Lecturers: Tim Schork and Pia Ednie-Brown

In this seminar you will develop skills with the parametric software package Generative Components and learn about related digital fabrication techniques.

These skills will be acquired through designing a thick, permeable indoor/outdoor ‘wall’ that will mediate the transition between kitchen/bathroom and garden, while accommodating a number of systems such as water recycling, compost, plant growers and lights.

You will be asked to approach the design of this ‘wall’ as a semi-living creature, with attention to:
1.    the incorporation of ‘wet’ technical systems, biological and domestic ecologies with a physical structure
2.    how it would be made through digital fabrication techniques
3.    the development of aesthetic coherence or poise using parametrically defined generative systems
4.    the interaction of the ‘creature’ as a whole within a particular site condition and domestic ecology.

As such you will investigate and learn about:

– parametrics and biomimetics

– highly constrained, responsive generative design systems

– domestic sustainable or ‘green’ systems.

– digital fabrication techniques

– intersections of architecture, biological life and ecologies (involving both actual and virtual dimensions)

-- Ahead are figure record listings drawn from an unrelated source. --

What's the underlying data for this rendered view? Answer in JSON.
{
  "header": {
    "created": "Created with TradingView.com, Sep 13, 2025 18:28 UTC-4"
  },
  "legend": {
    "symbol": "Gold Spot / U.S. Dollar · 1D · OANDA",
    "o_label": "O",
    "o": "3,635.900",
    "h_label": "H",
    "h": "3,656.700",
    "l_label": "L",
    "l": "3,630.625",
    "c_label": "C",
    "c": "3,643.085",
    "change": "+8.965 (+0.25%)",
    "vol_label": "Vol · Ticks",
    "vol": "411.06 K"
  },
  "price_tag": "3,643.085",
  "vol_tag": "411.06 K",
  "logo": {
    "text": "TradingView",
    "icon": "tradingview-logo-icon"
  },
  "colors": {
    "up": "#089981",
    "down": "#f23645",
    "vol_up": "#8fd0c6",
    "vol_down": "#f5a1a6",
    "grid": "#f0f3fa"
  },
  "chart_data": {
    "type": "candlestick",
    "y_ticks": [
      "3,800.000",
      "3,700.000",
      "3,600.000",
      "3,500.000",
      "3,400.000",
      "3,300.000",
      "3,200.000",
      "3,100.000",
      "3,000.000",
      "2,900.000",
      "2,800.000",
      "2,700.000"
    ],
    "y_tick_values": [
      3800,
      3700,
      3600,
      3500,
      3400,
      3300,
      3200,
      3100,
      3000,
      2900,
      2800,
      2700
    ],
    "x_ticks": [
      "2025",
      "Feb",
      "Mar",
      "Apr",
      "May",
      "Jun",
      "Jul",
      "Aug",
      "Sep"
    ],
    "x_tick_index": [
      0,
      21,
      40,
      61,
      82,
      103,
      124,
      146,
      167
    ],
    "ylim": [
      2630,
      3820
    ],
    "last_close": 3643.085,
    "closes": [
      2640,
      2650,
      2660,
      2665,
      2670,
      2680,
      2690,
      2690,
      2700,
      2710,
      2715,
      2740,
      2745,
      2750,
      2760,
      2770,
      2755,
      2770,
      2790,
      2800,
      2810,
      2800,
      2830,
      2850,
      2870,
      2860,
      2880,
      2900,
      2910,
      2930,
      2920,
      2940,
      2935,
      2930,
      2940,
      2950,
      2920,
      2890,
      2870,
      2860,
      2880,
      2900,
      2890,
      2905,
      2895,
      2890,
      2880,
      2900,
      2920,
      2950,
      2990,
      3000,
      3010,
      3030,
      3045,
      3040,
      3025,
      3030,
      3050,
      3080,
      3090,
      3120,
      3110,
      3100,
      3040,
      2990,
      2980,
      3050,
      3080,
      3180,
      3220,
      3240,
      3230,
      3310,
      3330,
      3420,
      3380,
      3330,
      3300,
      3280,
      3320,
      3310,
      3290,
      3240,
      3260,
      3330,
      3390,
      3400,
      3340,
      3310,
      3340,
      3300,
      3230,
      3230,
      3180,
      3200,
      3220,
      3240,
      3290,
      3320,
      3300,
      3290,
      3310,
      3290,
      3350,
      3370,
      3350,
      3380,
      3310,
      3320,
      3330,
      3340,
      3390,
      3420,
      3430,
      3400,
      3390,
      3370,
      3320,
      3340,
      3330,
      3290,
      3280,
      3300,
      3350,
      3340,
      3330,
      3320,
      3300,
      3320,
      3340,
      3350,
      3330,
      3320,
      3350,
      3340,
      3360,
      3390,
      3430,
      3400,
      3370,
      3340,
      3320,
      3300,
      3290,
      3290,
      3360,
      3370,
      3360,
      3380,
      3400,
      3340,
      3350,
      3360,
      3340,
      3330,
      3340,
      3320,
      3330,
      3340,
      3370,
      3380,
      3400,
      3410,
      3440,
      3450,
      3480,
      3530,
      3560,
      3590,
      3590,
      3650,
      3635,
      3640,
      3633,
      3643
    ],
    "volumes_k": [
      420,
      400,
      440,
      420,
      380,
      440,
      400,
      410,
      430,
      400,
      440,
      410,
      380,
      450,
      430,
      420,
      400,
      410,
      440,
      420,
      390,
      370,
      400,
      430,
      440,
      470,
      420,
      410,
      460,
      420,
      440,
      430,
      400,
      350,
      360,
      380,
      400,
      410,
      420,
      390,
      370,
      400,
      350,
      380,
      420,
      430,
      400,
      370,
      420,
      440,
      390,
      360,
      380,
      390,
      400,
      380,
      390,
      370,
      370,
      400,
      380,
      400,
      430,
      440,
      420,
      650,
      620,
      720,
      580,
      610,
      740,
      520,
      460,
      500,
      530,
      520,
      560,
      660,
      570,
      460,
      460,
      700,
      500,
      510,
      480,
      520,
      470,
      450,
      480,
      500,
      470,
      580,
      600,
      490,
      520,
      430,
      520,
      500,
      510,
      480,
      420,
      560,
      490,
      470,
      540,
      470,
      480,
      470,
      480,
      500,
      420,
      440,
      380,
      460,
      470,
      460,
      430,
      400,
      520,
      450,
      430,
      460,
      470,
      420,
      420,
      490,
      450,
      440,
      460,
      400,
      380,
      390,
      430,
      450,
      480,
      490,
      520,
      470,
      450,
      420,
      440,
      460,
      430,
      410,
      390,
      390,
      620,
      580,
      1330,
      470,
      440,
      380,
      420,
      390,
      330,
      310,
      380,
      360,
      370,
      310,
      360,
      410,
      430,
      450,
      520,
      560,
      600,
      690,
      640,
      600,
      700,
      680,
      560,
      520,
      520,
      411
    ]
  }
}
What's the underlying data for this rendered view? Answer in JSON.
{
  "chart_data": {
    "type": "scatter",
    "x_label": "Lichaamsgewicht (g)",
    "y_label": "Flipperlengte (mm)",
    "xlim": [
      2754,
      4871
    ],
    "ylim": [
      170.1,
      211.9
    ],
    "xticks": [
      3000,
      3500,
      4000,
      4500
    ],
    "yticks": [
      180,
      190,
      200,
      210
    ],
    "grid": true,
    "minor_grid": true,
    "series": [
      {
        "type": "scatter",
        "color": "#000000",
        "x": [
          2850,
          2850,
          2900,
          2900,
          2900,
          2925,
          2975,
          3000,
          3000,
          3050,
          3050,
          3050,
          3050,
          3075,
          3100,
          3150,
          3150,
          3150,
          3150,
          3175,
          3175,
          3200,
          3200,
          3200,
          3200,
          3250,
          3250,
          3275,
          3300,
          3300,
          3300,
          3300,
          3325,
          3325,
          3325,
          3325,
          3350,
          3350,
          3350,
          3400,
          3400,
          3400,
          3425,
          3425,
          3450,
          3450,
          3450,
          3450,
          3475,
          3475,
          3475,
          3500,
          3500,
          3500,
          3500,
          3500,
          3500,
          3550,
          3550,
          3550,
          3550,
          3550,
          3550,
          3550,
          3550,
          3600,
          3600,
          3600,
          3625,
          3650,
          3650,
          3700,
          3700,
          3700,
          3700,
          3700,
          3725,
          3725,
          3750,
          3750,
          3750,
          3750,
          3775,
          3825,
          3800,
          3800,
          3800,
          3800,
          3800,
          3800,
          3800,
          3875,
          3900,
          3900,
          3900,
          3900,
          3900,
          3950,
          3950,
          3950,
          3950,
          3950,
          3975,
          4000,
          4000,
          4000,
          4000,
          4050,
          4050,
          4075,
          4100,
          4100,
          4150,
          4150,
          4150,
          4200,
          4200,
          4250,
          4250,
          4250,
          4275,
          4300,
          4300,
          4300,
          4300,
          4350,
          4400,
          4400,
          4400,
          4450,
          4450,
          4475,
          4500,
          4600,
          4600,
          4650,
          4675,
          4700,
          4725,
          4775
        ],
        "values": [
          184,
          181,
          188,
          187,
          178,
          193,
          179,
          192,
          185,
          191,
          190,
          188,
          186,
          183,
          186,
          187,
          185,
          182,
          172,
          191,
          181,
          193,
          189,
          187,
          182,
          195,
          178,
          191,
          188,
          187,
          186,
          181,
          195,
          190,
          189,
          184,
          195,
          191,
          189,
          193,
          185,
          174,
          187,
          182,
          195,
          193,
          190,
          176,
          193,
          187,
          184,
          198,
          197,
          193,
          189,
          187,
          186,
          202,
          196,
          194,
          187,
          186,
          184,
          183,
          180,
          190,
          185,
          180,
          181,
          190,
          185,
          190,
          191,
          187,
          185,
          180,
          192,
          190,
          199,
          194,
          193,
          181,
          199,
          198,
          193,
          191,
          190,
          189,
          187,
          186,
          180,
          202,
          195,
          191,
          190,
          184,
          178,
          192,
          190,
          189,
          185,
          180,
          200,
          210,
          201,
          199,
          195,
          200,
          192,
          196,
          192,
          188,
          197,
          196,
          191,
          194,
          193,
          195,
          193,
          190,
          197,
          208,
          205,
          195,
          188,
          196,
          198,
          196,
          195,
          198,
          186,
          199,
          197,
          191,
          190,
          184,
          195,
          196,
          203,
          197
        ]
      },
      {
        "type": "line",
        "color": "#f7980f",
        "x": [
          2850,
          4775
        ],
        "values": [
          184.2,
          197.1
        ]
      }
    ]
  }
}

This seminar is part of a larger teaching and research project called the Biospatial Workshop, building on the research vehicle of a particularly problematic residential site in Thornbury, with the aim of producing more broadly applicable propositions about new ways of approaching ‘sustainable’ living.
This project began last semester with the seminar Contaminated Life. The blog for this subject can be seen here:
www.liveness.org/contaminated-life

In addition to this seminar, this semester we are running studio projects with architecture, fashion, environmental science and audiovisual students.